It’s a complex topic which is being reduced down to a few buzz words in the current refugee debate: ‘Flüchtlingslager’, ‘Familiennachzug’, ‘Sicherer Herkunftsstaat’, ‘Festung Europa’, ‘Drittstaatenregelung’… ‘Obergrenze’. It’s a geopolitical, legal and ethical minefield for public discourse, spilling over into intensive social-media commentary with positions signalised by the use (or absence) of value-loaded terminology.
The term ‘Obergrenze’ (meaning ‘upper limit’) taps into one aspect of this debate: the desire for control and accountability. Concepts are slippery and more difficult to defend. A number allows a measure of confidence and is seen as empirically safe. There is an end in sight, a concrete outcome for national sovereignty, and perhaps a metaphorical beheading for Merkel if she fails to limit the intake to this politically determined quota.

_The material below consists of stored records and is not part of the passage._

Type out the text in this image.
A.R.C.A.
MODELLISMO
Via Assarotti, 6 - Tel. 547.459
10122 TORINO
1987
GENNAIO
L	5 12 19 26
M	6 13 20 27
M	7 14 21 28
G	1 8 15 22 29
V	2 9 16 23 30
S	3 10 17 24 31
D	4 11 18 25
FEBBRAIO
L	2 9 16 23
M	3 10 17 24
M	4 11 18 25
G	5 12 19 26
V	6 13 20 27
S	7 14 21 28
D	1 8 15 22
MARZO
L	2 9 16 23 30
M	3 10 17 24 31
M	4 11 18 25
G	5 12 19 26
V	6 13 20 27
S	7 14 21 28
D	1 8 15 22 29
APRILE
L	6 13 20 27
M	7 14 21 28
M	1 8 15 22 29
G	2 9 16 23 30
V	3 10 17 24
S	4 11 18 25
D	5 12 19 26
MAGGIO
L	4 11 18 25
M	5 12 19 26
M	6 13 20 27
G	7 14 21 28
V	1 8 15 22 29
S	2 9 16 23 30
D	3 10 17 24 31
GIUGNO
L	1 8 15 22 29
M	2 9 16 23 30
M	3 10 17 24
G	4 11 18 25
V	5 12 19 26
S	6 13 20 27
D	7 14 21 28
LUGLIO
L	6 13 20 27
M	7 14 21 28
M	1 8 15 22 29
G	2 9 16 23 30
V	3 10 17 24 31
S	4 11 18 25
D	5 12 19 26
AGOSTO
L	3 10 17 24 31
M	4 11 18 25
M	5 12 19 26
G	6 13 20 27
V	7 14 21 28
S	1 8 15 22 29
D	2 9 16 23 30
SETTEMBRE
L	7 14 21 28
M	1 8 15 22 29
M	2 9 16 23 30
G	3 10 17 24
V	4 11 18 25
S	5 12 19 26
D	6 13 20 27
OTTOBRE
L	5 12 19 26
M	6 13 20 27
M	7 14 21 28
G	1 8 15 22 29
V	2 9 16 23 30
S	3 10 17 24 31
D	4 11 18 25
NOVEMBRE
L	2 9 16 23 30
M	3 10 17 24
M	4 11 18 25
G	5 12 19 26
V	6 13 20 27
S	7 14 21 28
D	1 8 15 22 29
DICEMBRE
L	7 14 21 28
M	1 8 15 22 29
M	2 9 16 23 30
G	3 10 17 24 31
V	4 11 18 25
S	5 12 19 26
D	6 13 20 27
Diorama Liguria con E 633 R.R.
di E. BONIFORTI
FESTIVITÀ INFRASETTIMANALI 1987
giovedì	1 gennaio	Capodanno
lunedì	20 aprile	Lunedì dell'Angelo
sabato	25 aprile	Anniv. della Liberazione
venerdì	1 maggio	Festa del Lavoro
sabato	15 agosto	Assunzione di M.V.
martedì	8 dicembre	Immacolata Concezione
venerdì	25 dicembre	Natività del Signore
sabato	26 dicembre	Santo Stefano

It is therefore not surprising that members from the CDU and the CSU in particular are agitating for a number to be set. The concept of a nebulous outcome, based upon transnational agreements upholding the sanctity of asylum as an inalienable right, strikes at national and state-based sovereignty. Bayern has enjoyed its special status in the German Federation, largely cemented in agreements between Ludwig II and Otto von Bismarck which have preserved this ‘State within a State’ mentality. Hence Horst Seehofer’s continuing agitation against Merkel, notwithstanding his latest shabby performance at the CSU conference.
In essence, the ‘Obergrenze’ talk is cut from the same fabric of the NPD platform, the ‘Boat is full’ slogan propounded since the 1990s. The AfD have also featured this slogan in a recent press release, with Gauland no less leading the charge. For those who argue that the country cannot sustain an influx of refugees, any number suggested would probably be too high.
This is the real problem: The desire (or lack thereof) to be engaged in a process of integration is tempered by the prospect of people who look different from us, who are non-European and have a different religion. When Merkel states ‘We can do this!’, the reply is direct, ‘We don’t want to do this!’ Some within the major parties (such as the next probable CSU leader Markus Söder have made hit-and-run comments linking terrorism to refugees, in an attempt to influence the direction of policy. Such actions put political pressure on our leaders to give a number.
Merkel has continued to swerve around this question. Around her, individual states are starting to declare their position on this question. What is required is a clear response – that binding legal definitions and agreements are not dependent upon quantity, rather the dire position of vulnerable and desperate people.